Modelling congestion. Most micro-simulation models use simple car following and lane changing algorithms to determine vehicle movements. During congested conditions these do not realistically reflect driver behaviour. For example complex situations can occur when queues block back across junctions or when parked or broken down vehicles block a lane producing shock waves. The way such congested situations are modelled is often critical to the results obtained.
Environmental modelling. Considerable effort is being directed at producing emission models for incorporation into micro-simulation models. Many of these have been reviewed during the DRIVE II KITE project. For some emissions this is straightforward but for others complex chemical reactions are taking place within car exhausts making predictions difficult. It is also proving difficult to get reliable emission data for a reasonable mix of traffic.
Integrated environments and common data. Micro-simulation models are often used with other models such as assignment models. There are common inputs required by all these models, such as origin-destination data, network topology, bus route definitions. However, each model often requires the data in a different format so effort is wasted in re-entering data or writing conversion programs.
Safety evaluation. Safety is a very complex issue. We are still a long way from being able to accurately predict the safety implications of implementing many transport scheme options. Most safety prediction models are very crude, being based on vehicle flows on given road types or on changes in mean vehicle speeds. Most micro-simulation models completely ignore vulnerable road users such as cyclists or pedestrians. Greater effort should be directed at this area.
Responsive systems. Many new systems have been developed to respond to changing conditions within the road network, such as accidents, roadworks, levels of flow or joy-riding. Assessing the likely performance of such systems obviously requires a suitable amount of variability to be input into the models. There is a lack of data about such levels of variability and there is no standard methodology for including it within the assessment. How drivers respond to such systems is also an issue.
Level of detail. Often compromises have to be made between the level of detail modelled (roads to include, mix of traffic etc.) and acceptable simulation run times. Guidelines indicating the consequences of such approximations would be useful.
Validation and Calibration. Few models have been rigorously calibrated and validated. More data needs to be collected so that suitable ranges of model parameters can be determined This has consequences for transferability of the models across Europe.
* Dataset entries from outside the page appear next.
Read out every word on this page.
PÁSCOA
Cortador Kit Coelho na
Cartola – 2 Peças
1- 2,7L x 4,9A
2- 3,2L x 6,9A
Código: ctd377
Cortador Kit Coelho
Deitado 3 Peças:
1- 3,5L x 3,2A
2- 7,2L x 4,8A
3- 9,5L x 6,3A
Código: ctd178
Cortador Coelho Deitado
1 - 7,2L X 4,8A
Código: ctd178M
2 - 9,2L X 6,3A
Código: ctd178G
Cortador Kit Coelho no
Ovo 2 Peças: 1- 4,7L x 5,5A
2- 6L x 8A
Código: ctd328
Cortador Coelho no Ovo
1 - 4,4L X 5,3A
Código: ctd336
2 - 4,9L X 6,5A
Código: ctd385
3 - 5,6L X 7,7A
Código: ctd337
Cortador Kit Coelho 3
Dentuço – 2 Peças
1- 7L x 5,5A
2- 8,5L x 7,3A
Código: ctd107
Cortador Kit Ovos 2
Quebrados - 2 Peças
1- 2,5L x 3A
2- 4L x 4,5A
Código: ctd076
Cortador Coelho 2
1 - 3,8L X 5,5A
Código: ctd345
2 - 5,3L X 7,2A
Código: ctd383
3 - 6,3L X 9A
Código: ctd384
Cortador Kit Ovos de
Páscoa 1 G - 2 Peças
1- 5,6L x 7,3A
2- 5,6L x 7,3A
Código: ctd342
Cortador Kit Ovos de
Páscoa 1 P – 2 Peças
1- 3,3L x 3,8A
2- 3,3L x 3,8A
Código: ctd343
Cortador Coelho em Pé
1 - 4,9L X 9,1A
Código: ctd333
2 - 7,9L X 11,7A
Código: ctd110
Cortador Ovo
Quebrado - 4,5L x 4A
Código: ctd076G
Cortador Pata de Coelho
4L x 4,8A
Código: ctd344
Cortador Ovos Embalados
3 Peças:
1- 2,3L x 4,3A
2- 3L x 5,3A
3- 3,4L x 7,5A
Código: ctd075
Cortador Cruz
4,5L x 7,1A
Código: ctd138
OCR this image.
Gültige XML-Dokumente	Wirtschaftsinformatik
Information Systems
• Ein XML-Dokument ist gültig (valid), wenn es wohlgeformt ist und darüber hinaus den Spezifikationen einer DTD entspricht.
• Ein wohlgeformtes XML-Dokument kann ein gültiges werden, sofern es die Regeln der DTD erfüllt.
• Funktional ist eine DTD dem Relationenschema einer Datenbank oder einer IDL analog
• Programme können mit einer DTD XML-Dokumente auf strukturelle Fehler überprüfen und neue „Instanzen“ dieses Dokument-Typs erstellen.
Standard procedures and indicators for evaluation. The micro-simulation has to produce outputs which will rank the schemes realistically. Scheme rankings are a function of the chosen performance indicators and the weights used. Standard sets of performance indicators and procedures to apply need to be produced. Some of these problems will be answered by task 7.3/19 in the 3rd call.
Public transport. Public transport vehicles behave in a different way to other vehicles but are often not modelled in sufficient detail to reflect these differences.
The SMARTEST project will be questioning current and potential users of micro-simulators across Europe to find out what areas they particularly want improving. This list of problems will be prioritised and solutions to the most important ones will be tackled by using and enhancing the simulation tools within the SMARTEST consortium. Data to validate the models will be collected from sites around Europe.